Обширное строение с рядами ларьков и прилавков, казалось, раскинулось на целые километры. Давид вошел в мясной павильон; прилавки были завалены грудами сырого мяса; кругом висели освежеванные туши быков, овец и свиней. Он прошел между корзинами с домашней птицей, битой и живой, — курами и молодыми петушками, индюками и утками, — ускоряя шаг из-за отвратительного запаха, наполнявшего эту часть рынка. Мохнатые тушки кроликов покачивались на туго натянутой проволоке и свисали из раскрытых ящиков.
В рыбном павильоне серебристые дары моря лежали неподвижной массой, засыпанные колотым льдом — каждый сорт рыбы отдельно — на чешуйчатых боках рыб виднелись налипшие морские водоросли. Ярко-красные лангусты и креветки наполняли мокрые корзины. Огромный морской хищник с золотым ободком вокруг глаз, лежащий на прилавке, казалось, мрачно смеялся над трагической участью всего рыбьего рода. Дэвид мельком взглянул на горы желтого масла и сыров, на груды овощей, обрамленные пахучей зеленью, на красочные каскады апельсинов и яблок, сверкающие золотом из темной глубины рынка, на фантастические сады цветов.
Запах потных, немытых тел смешивался с запахами гниющих фруктов и раздавленных под ногами капустных листьев, соленой рыбы и остро пахнущих сыров. По временам со стороны цветочных прилавков доносилась струя аромата и пронизывала зловонную атмосферу: это было дыхание бледно-желтых и белых нарциссов, благоухание боронии.
Многие женщины несли в своих корзинках заткнутые среди покупок пучки боронии. Борония украшала то ощипанную птицу, то чесночную колбасу, то связку лука порея. Не является ли любовь к этому скромному коричневатому цветочку чем-то объединяющим переселенцев и аборигенов, усмехнулся про себя Дэвид. Странно, что самым универсальным из всех человеческих чувств оказалось обоняние. Если людям разных национальностей доставляет удовольствие один и тот же приятный запах, то почему не может оказаться общей естественная потребность сердца в дружбе и счастье? Да ведь так и бывает, едва лишь появляется для этого возможность. Только борьба за существование, борьба религиозных и политических мировоззрений притупила, а потом и вовсе заглушила эту потребность, уничтожила возможность согласия и добрососедских отношений между людьми разного социального и имущественного положения.
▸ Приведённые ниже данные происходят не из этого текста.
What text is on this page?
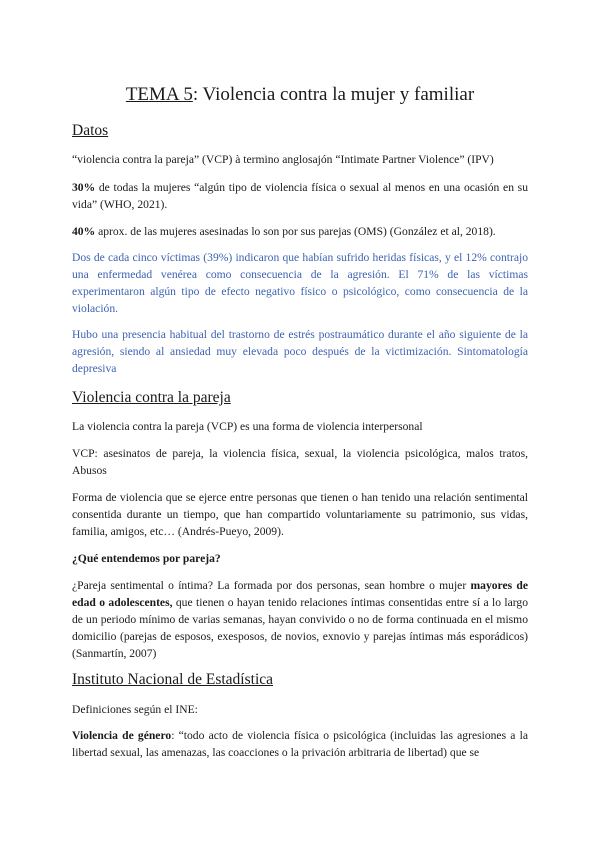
TEMA 5: Violencia contra la mujer y familiar
Datos

“violencia contra la pareja” (VCP) à termino anglosajón “Intimate Partner Violence” (IPV)

30% de todas la mujeres “algún tipo de violencia física o sexual al menos en una ocasión en su vida” (WHO, 2021).

40% aprox. de las mujeres asesinadas lo son por sus parejas (OMS) (González et al, 2018).

Dos de cada cinco víctimas (39%) indicaron que habían sufrido heridas físicas, y el 12% contrajo una enfermedad venérea como consecuencia de la agresión. El 71% de las víctimas experimentaron algún tipo de efecto negativo físico o psicológico, como consecuencia de la violación.

Hubo una presencia habitual del trastorno de estrés postraumático durante el año siguiente de la agresión, siendo al ansiedad muy elevada poco después de la victimización. Sintomatología depresiva

Violencia contra la pareja

La violencia contra la pareja (VCP) es una forma de violencia interpersonal

VCP: asesinatos de pareja, la violencia física, sexual, la violencia psicológica, malos tratos, Abusos

Forma de violencia que se ejerce entre personas que tienen o han tenido una relación sentimental consentida durante un tiempo, que han compartido voluntariamente su patrimonio, sus vidas, familia, amigos, etc… (Andrés-Pueyo, 2009).

¿Qué entendemos por pareja?

¿Pareja sentimental o íntima? La formada por dos personas, sean hombre o mujer mayores de edad o adolescentes, que tienen o hayan tenido relaciones íntimas consentidas entre sí a lo largo de un periodo mínimo de varias semanas, hayan convivido o no de forma continuada en el mismo domicilio (parejas de esposos, exesposos, de novios, exnovio y parejas íntimas más esporádicos) (Sanmartín, 2007)

Instituto Nacional de Estadística

Definiciones según el INE:

Violencia de género: “todo acto de violencia física o psicológica (incluidas las agresiones a la libertad sexual, las amenazas, las coacciones o la privación arbitraria de libertad) que se
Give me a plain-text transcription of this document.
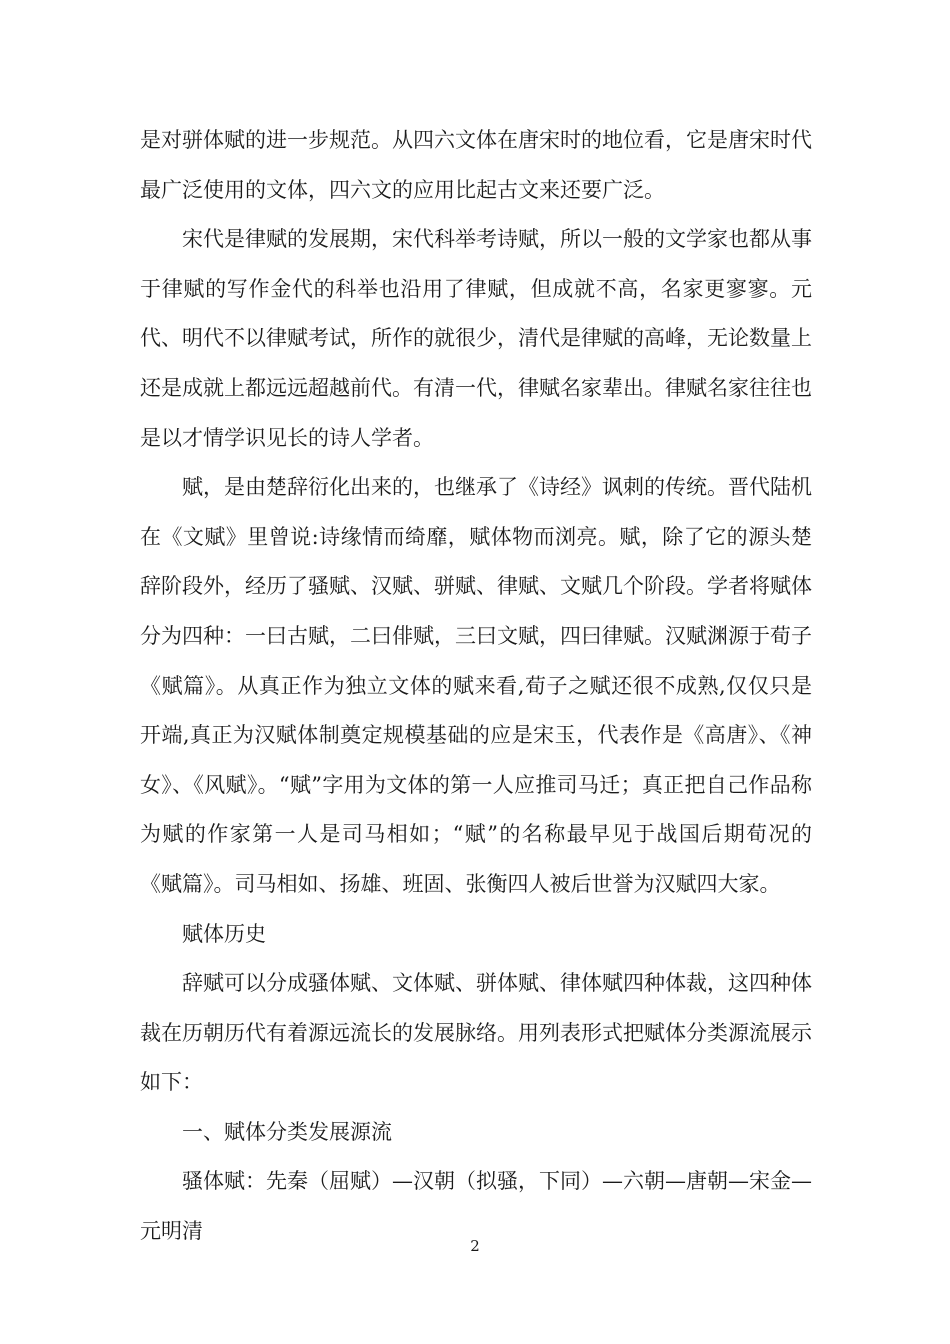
是对骈体赋的进一步规范。从四六文体在唐宋时的地位看，它是唐宋时代最广泛使用的文体，四六文的应用比起古文来还要广泛。

宋代是律赋的发展期，宋代科举考诗赋，所以一般的文学家也都从事于律赋的写作金代的科举也沿用了律赋，但成就不高，名家更寥寥。元代、明代不以律赋考试，所作的就很少，清代是律赋的高峰，无论数量上还是成就上都远远超越前代。有清一代，律赋名家辈出。律赋名家往往也是以才情学识见长的诗人学者。

赋，是由楚辞衍化出来的，也继承了《诗经》讽刺的传统。晋代陆机在《文赋》里曾说:诗缘情而绮靡，赋体物而浏亮。赋，除了它的源头楚辞阶段外，经历了骚赋、汉赋、骈赋、律赋、文赋几个阶段。学者将赋体分为四种：一曰古赋，二曰俳赋，三曰文赋，四曰律赋。汉赋渊源于荀子《赋篇》。从真正作为独立文体的赋来看,荀子之赋还很不成熟,仅仅只是开端,真正为汉赋体制奠定规模基础的应是宋玉，代表作是《高唐》、《神女》、《风赋》。“赋”字用为文体的第一人应推司马迁；真正把自己作品称为赋的作家第一人是司马相如；“赋”的名称最早见于战国后期荀况的《赋篇》。司马相如、扬雄、班固、张衡四人被后世誉为汉赋四大家。

赋体历史

辞赋可以分成骚体赋、文体赋、骈体赋、律体赋四种体裁，这四种体裁在历朝历代有着源远流长的发展脉络。用列表形式把赋体分类源流展示如下：

一、赋体分类发展源流

骚体赋：先秦（屈赋）—汉朝（拟骚，下同）—六朝—唐朝—宋金—元明清

2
Вокруг Дэвида раздавались хриплые выкрики торговцев, зазывающих покупателей, которые толпились у прилавков. Как много чужеземцев в толпе! Итальянцы, мальтийцы, греки, югославы, немцы, голландцы, австрийцы и венгры. Мужчины держались поодаль, пока женщины торговались у прилавков: тут были и пожилые, — полные и неуклюжие, одетые в черное, — и молодые, нередко миловидные, в ярких цветастых платьях, то белокурые, похожие на домовитых немок, то брюнетки с распущенными, как у цыганок, волосами, золотыми серьгами в ушах и сверкающими черными глазами, — все они упивались шумной сутолокой базарного дня. В воздухе стоял гул разноязычной толпы; ошеломляли выкрики и громкие восклицания на незнакомых языках. Время от времени какой-нибудь владелец ларька, увлекшись беседой с покупателем, ввертывал в свою речь жаргонные словечки, излюбленные лондонскими уличными разносчиками с Ист-Энда. Австралийская речь слышалась редко.
Пораженный таким обилием иностранцев, заполонивших рынок, Дэвид задумался, что бы это могло означать. Собрались ли они здесь просто так, потому что привыкли к этому и у себя на родине? Или же чужеземное засилье было предзнаменованием будущего?
Обремененный чемоданом и машинкой, Дэвид не мог задерживаться и беседовать с людьми, как ему хотелось бы. Но он дал себе слово прийти сюда еще раз и повнимательнее ко всему приглядеться. А сейчас ему предстояло найти себе комнату и хотелось где-нибудь поблизости; быть может, в одной из глухих соседних улиц он отыщет что-либо подходящее.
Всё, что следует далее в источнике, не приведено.